Le mur de la « grande démission » est là, même pas devant nous, mais contre nous. Nous nous y sommes déjà fracassés. Souvenons-nous de Churchill. « Mieux vaut prendre le changement par la main avant qu'il ne nous prenne par la gorge » - Depositphotos.com Auteur eamesBot

Il était un temps pas si lointain, à peine deux années, où fleurissaient sur les réseaux sociaux la notion qui semblait alors nouvelle du « monde d’après ». C’était le temps du premier confinement du printemps 2020, un temps comme suspendu. On évoquait alors la période que l’on vivait comme « inédite ».

On imagina pendant ces deux mois de vie bouleversée le « monde d’après ». Quel était-il ce « monde d’après », quelles promesses lui imaginait-on, quelles valeurs lui donnait-on ? Assurément, la fin d’une dérive économique et industrielle, la volonté de préserver la planète, l’annonce d’engagements responsables, la déclaration de changements de consommation ou de modes de vie.

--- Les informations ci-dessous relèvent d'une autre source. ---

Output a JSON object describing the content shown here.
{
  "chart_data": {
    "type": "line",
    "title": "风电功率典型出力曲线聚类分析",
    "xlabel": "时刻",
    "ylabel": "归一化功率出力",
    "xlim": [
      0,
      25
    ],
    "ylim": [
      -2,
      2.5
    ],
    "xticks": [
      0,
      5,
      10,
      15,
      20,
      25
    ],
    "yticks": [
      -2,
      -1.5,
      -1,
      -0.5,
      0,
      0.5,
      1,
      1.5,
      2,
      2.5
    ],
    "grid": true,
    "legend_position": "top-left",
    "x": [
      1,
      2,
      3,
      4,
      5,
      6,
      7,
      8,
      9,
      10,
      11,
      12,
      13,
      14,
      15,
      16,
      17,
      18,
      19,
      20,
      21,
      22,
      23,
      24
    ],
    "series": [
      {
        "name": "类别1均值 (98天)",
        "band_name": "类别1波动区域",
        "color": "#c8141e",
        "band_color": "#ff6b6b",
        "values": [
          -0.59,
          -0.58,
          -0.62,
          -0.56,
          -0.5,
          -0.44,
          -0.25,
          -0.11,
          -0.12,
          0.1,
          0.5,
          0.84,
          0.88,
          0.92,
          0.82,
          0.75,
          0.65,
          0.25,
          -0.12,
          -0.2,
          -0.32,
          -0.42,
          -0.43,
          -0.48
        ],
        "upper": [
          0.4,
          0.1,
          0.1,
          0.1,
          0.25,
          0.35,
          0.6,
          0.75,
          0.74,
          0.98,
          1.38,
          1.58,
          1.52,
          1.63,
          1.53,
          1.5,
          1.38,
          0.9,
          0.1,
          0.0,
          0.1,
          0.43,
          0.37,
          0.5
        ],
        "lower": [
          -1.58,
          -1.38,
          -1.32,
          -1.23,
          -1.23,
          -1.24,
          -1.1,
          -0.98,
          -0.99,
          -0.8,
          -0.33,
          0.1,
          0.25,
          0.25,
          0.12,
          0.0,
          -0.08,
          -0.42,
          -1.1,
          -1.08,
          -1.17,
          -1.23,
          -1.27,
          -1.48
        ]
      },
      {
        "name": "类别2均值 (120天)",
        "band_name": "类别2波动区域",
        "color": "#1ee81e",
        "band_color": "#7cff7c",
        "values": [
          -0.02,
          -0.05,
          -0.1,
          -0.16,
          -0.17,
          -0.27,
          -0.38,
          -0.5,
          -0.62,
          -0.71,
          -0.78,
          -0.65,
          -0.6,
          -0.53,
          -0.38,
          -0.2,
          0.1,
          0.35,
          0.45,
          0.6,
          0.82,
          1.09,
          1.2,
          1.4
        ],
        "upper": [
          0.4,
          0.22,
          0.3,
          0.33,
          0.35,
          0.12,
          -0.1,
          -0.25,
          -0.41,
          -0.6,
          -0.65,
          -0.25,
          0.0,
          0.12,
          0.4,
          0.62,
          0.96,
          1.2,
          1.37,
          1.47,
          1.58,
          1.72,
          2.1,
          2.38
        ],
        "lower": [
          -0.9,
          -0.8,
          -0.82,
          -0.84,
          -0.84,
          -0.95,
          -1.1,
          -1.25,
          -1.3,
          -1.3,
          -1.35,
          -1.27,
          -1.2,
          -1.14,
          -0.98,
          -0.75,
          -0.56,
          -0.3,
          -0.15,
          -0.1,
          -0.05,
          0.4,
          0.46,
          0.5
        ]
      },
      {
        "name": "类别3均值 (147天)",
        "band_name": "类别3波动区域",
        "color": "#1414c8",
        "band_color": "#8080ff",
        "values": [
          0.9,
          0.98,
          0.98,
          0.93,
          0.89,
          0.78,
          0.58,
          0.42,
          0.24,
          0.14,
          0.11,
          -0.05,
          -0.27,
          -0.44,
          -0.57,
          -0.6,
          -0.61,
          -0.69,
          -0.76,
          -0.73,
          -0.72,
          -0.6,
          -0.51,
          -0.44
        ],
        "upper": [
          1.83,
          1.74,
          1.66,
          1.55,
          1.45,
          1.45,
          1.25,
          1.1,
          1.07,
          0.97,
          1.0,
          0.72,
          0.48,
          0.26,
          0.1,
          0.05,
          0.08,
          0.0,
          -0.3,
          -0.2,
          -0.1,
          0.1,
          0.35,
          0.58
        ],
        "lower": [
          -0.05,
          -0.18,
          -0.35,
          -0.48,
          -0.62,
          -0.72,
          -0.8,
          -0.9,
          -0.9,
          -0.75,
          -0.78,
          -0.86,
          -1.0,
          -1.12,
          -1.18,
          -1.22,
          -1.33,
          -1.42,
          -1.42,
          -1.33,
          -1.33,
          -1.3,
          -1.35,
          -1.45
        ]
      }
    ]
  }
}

Certains se gaussèrent de cette naïveté, affirmant que le « monde d’après » ressemblerait au « monde d’avant », mais en pire.

D’autres y virent le signe de la nécessité de transformer leurs vies, qui par ces semaines passées loin des espaces partagés, loin des réunions inutiles, loin des managers tyranniques, avaient trouvé ou retrouvé un sens, ignoré parfois jusqu’alors.

Le monde du tourisme a traversé sa première véritable crise

Le monde du tourisme a traversé sa première véritable crise. Une crise majeure, à la fois structurelle et conjoncturelle. Juste après le premier confinement, les aspirations à vivre, à respirer, à profiter de la vie, se manifestèrent.

Les entreprises touristiques retrouvèrent une activité significative, et les plans de sauvegarde furent rapidement justifiés. Les Français étaient fiers de leur pays, de sa diversité.

Les semaines de l’été 2020 marquèrent le triomphe de la très grande proximité, à la fois géographique, écologique et humaine.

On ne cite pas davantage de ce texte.